The Real Farm Subsidy Scandal? USDA’s Legacy of Racial Discrimination.

Prominent white nationalist Richard Spencer receives farm subsidies, but this is not a real scandal. There is no “Nazi test” for farm subsidies – nor should there be.

The true scandal is that farm subsidies still overwhelmingly flow to white farmers – despite decades of U.S. Department of Agriculture discrimination that ultimately resulted in a landmark civil rights settlement.

But will the Senate Agriculture Committee ask former Georgia Gov. Sonny Perdue – who once energized white voters by promising a referendum on flying the Confederate flag – for his plan to address the USDA’s history of racism in his confirmation hearing to lead the agency Thursday?

For many years, the USDA systematically favored white farmers by denying or delaying loans to Black farmers. As a result, the number of Black farmers fell from a peak of nearly 1 million in 1910 to about 36,000 today.

As a 1994 report commissioned by the USDA itself said, “minorities received less than their fair share of USDA money for crop payments, disaster payments, and loans.”

The 1994 review found that the largest 1 percent of USDA loans went to white male farmers. Loans to Black male farmers were, on average, worth 25 percent less than those given to white males. And 97 percent of disaster payments went to white farmers, while less than 1 percent went to Black farmers.

In turn, Black farmers sued the USDA. And, though a settlement was reached, an investigation by EWG and the National Black Farmers Association 10 years later showed that the USDA made matters worse by withholding roughly three of every four dollars intended to compensate Black farmers for decades of unequal treatment.

Following the settlement, the USDA treated Black farmers as adversaries, the 2004 report showed.

The agency also destroyed most records of its discriminatory practices, complicating efforts to document how it systematically favored white farmers over their Black neighbors.

But the ongoing scandal is the extent to which current subsidies continue to reinforce the USDA’s long legacy of discrimination.
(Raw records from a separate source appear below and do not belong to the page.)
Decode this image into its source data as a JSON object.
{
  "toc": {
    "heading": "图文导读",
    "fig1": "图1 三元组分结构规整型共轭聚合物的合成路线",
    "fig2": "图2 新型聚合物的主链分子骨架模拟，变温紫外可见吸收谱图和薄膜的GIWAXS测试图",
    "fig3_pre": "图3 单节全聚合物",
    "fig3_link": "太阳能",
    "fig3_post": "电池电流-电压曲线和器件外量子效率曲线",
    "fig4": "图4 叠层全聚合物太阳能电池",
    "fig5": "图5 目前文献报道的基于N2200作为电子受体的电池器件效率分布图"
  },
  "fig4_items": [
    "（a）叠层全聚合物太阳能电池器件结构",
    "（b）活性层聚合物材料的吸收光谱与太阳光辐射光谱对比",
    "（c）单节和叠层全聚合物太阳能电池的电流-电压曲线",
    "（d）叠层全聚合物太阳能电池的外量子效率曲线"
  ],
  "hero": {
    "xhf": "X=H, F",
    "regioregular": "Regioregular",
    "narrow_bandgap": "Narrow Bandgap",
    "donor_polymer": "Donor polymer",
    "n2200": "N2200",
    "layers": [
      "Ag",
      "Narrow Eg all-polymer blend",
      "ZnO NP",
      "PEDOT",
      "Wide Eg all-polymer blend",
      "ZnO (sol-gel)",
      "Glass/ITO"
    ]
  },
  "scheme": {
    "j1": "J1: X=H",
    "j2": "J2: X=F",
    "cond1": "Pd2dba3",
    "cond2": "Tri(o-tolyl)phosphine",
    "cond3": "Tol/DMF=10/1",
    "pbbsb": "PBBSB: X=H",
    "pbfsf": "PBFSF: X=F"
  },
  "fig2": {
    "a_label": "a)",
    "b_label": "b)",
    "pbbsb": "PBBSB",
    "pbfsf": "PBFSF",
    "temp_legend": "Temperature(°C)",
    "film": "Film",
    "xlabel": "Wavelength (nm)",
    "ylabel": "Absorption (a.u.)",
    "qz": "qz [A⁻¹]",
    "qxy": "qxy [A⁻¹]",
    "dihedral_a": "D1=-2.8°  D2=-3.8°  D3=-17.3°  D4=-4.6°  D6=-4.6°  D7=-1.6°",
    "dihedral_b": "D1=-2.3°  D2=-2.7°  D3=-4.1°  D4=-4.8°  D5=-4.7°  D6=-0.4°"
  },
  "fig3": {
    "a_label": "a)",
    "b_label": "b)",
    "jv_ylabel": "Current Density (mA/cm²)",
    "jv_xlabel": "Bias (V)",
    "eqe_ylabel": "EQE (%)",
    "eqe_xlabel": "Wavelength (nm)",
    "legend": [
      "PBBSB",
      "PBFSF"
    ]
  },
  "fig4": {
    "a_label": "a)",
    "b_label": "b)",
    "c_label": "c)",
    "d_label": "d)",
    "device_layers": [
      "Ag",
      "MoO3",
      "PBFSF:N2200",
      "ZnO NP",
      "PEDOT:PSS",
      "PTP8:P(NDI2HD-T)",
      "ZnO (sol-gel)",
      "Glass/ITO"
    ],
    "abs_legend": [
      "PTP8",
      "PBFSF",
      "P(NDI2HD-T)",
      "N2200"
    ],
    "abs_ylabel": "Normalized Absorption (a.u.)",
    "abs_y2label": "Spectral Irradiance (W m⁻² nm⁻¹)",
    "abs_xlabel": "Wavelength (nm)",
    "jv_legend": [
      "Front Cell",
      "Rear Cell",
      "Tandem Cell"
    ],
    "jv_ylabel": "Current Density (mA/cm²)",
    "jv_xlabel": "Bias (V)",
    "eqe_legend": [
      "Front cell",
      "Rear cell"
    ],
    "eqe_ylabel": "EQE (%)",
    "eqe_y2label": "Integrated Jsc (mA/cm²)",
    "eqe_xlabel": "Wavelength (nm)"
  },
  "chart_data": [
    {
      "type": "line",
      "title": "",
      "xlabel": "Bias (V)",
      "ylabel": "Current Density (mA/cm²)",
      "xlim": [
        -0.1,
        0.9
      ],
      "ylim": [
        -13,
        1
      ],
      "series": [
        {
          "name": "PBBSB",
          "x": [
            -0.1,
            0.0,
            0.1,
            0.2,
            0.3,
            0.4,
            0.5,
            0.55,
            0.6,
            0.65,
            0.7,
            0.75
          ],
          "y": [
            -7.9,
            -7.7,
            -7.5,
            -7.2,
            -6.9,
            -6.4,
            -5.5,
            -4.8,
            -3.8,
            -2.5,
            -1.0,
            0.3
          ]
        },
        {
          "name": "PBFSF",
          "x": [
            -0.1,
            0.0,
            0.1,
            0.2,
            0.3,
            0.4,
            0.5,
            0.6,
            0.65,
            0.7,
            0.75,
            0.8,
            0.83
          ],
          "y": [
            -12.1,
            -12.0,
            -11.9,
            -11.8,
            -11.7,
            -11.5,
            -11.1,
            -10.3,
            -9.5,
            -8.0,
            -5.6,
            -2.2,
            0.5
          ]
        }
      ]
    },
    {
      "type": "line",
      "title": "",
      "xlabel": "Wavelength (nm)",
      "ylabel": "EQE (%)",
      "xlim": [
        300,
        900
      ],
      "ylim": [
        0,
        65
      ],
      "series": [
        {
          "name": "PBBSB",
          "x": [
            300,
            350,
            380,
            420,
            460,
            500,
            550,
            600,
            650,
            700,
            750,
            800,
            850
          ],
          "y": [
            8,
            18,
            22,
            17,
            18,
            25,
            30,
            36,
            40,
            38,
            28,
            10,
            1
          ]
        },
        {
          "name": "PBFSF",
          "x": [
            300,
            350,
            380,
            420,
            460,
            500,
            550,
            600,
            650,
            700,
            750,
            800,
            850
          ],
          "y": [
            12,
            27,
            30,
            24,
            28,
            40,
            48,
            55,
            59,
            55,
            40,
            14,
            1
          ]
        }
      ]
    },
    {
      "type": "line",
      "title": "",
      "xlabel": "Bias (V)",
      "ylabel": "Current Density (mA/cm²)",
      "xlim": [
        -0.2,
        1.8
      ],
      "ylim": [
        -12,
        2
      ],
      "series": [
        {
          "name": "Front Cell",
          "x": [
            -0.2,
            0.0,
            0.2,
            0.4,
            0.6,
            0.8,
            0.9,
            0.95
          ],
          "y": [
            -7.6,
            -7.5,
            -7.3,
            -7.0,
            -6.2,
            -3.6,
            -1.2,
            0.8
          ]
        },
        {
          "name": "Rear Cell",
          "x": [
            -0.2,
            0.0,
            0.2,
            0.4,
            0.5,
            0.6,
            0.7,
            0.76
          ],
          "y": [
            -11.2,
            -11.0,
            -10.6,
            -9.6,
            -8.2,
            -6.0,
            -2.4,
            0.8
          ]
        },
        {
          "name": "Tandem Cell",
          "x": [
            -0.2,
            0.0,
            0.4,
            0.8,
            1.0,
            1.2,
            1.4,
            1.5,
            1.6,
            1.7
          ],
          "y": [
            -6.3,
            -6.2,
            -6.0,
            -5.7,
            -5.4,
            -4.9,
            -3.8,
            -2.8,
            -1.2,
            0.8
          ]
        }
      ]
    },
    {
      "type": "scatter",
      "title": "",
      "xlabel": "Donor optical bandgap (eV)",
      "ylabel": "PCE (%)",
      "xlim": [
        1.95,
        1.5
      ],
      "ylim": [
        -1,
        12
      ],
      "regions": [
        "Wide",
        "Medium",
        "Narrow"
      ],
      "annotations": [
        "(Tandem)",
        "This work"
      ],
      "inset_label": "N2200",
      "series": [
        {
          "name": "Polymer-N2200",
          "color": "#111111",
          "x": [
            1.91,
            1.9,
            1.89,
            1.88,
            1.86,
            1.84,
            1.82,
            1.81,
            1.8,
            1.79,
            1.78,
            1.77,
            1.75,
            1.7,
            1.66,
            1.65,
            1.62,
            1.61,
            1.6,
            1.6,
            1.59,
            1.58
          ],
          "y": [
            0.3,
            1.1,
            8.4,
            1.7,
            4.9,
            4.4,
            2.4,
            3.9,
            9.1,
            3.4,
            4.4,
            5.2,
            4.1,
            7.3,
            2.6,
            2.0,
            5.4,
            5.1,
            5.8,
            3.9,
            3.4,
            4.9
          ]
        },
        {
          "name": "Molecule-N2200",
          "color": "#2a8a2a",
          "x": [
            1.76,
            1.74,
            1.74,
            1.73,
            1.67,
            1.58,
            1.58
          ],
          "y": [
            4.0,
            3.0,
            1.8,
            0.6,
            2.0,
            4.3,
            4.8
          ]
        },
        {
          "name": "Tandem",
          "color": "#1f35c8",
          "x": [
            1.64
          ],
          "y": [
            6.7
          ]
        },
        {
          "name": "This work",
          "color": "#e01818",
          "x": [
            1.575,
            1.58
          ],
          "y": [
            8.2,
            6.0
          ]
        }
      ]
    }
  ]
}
As EWG and NBFA documented, as of 2007, Black farmers still received a fraction of subsidies compared to other farmers.

This “subsidy gap” widened over the past decade as federal crop insurance programs expanded. Because crop insurance subsidies are tied to the value of a farmer’s crop, the largest premium subsidies flow to the farmers with the most valuable crops.

As a result, not much has changed.

According to the USDA’s 2012 census – the most recent year available – only a handful of Black farmers had crops that sold for more than $50,000. About one-third of Black-owned farms had less than $1,000 in sales.

By contrast, roughly 520,000 white-owned farms grew crops that sold for more than $50,000.

We don’t know whether all of the policyholders who received more $100,000 million in crop insurance premium support are white, but it’s a safe bet that most of them were.

Why don’t we know for sure?

Because the same Congressional committees that looked the other way during decades of discrimination have prohibited the USDA from telling the American public.

Reasonable limits on who can receive crop insurance premium support and the amount policyholders can receive would help level the playing field between the largest and most successful farm businesses and family farmers struggling to overcome a long legacy of discrimination. Greater transparency would help us know whether this discrimination is being perpetuated.

Most farmers, regardless of race, support those reforms – after all, most subsidized farmers annually receive less than $10,000 from subsidy programs. But, such reforms are violently opposed by farm lobbyists – many of whom receive farm subsidies themselves and virtually all of whom are white.

This week, the Senate Agriculture Committee will consider whether to confirm as secretary of agriculture a man who once promised to hold a referendum on bringing the confederate flag back to Georgia’s capital.

It’s fair to ask whether Perdue – who received nearly $300,000 in farm subsidies – will do much to address the USDA’s legacy of racism.